Старые колодцы - страница 16
В одной из бесед Вампилов сердито ругал моего приятеля А.Попова. Оказывается, в университете шла дискуссия о так называемой дегероизации литературы, и Попов, аспирант кафедры философии, ссылаясь на Ульяновых, говорил молодым писателям: «Чем же Ленин не герой? Его не спрячешь, не снивелируешь. Он по самому большому счету герой, он совестлив и честен, и литература это отразила…» – и так далее.
Возражать против этого было бы опасно. И Вампилов решил, что прием, примененный Поповым, незаконен и двусмыслен.
Приступ черной меланхолии привел однажды Вампилова в редакцию, и одновременно пришла Ольга. Я уговорил его отослать Ольгу домой и пображничать. Он берет Ольгу под руку, ласково смотрит в ее красивое лицо и уводит по Киевской в тишину. Проходит час, он возвращается.
– Мы ждем дите, надо же понять Ольгу, – грустно говорит он.
Мне становится стыдно за мое поведение. Но мы все равно едем за плотину, в скучнейший поселок ГЭС, к сестрам М. По дороге мы говорим не о жизни – о женщинах.
– Горько это, Боря. Говорила: «Я люблю тебя. Ты с другой, а я люблю тебя. Ты далеко – я люблю тебя. Ты приходи когда хочешь, хоть через пять лет, я тебя пожалею. Пришел через год. Стучусь. В общежитии на Пятой Армии[9] живет. Открывает. «Ах, Саня, что же ты не предупредил меня? Ну, проходи…» Прохожу. Сидит фраер на табуретке. И она уже любит его, а не меня! Глаза у нее виноватые. Я мнусь, потом говорю: «До свидания или прощайте, как угодно». У нее виноватые глаза, но она смотрит на парня, он ей дорог… Я ухожу, иду по этой церкви. Иду и плачу.
Была душа – вынули душу. Не любил я ее, но она жалела меня. И вот сидит парень…
Через час у Сани в руках гитара.
Я на Верхней Охте квартирую. Две сестры хозяйствуют в дому, Самым первым в жизни поцалуем Памятные детству моему, – он читает Межирова и не по-сибирски вычленяет «а»: «поцалуем».
Семья, любимая жена, ожидание ребенка и горечь измены Н., прелестные глупые сестры.
Для ригориста, сторонника условной морали, ситуация фантастическая и опасная. Но чем лучше те, что умом постигли разврат, износились в партийном блуде, в словесном вожделении?..

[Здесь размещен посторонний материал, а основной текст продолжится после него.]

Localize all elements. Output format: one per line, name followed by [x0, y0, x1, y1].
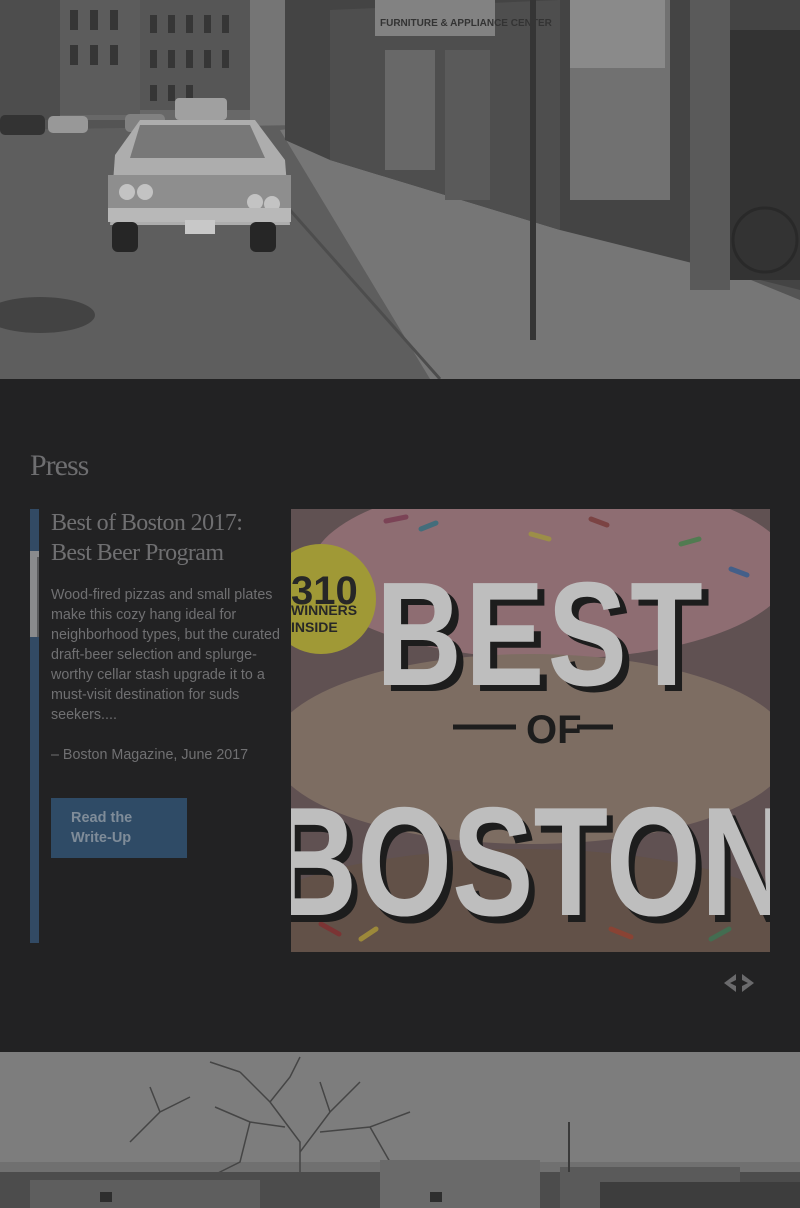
- read-write-up-button-line1: Read the: [71, 810, 133, 826]
- hero-top-overlay: [0, 0, 800, 379]
- press-slide-title: Best of Boston 2017: Best Beer Program: [51, 508, 291, 568]
- press-slide-text: Best of Boston 2017: Best Beer Program W…: [51, 508, 291, 765]
- press-slide-excerpt: Wood-fired pizzas and small plates make …: [51, 587, 280, 723]
- read-write-up-button[interactable]: Read the Write-Up: [51, 798, 187, 858]
- hero-bottom-photo: [0, 1052, 800, 1208]
- chevron-right-icon[interactable]: [740, 971, 758, 995]
- press-slide-title-line1: Best of Boston 2017:: [51, 510, 243, 536]
- press-section: Press Best of Boston 2017: Best Beer Pro…: [0, 379, 800, 1052]
- press-slide-source: – Boston Magazine, June 2017: [51, 747, 249, 763]
- slide-accent-notch-shadow: [37, 557, 39, 637]
- press-heading: Press: [30, 449, 89, 482]
- press-cover-image: 310 WINNERS INSIDE BEST BEST OF BOSTON B…: [291, 509, 770, 952]
- press-slide-title-line2: Best Beer Program: [51, 540, 224, 566]
- hero-street-photo: FURNITURE & APPLIANCE CENTER: [0, 0, 800, 379]
- cover-overlay: [291, 509, 770, 952]
- chevron-left-icon[interactable]: [720, 971, 738, 995]
- slide-accent-bar: [30, 509, 39, 943]
- read-write-up-button-line2: Write-Up: [71, 830, 132, 846]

Ни разу, однако, в разгульные часы и минуты я не замечал в Вампилове пошлости. Изящный в своих проявлениях, он был рыцарски великодушен не только к товарищам, но и к случайным знакомым; и только в крайних ситуациях раздражение прорывалось у него – но изысканно и тонко и оттого остро и убийственно.
В нем не было произвола – вот что главное. Гармония личностных начал исключала произвол. Если он решался на приговор, то почти всегда взвешенно. Так он однажды не вытерпел менторский тон иркутского газетчика Р. и сделал ему едкое замечание, и Р. понял серьезность позиции Вампилова. В другом случае помню, как высмеял разгульное хлебосольство Евгения Раппопорта, коим хозяин умело формулировал чрезмерные литературные претензии…
Анатолий Преловский после гибели Александра Валентиновича сетовал на некую странность, которая развела его с Вампиловым, а между тем достаточно знать тенденциозный и коварный характер Преловского, чтобы односторонность его начинала раздражать и требовать протеста. Я не решаюсь назвать поэзию Преловского тенденциозной, но мне пришлось слышать от Вампилова суровое суждение о старшем товарище по цеху: «Плохой, из рук вон, драматург, но поэт старательный».
В январе 1970 года я запомнил счастливого Вампилова. Зимние каникулы в разгаре. Я приехал в Иркутск и зашел, как всегда, в колыбель нашу – в редакцию – и застал там Вампилова. С каким-то подобострастным человеком он читал статью в университетской газете – о премьере «Старшего сына». Статья написана в восторженном тоне, автор ее, очевидно, перед драматургом. Вампилова смутили чеховские эпитеты, он отказался читать этакий компот; поднялся навстречу мне, мы поздоровались. Разговор наш был недолгим, ибо я спешил к сыну, а Саня – Саня не спешил никуда, потому что только что вышла в свет «Утиная охота».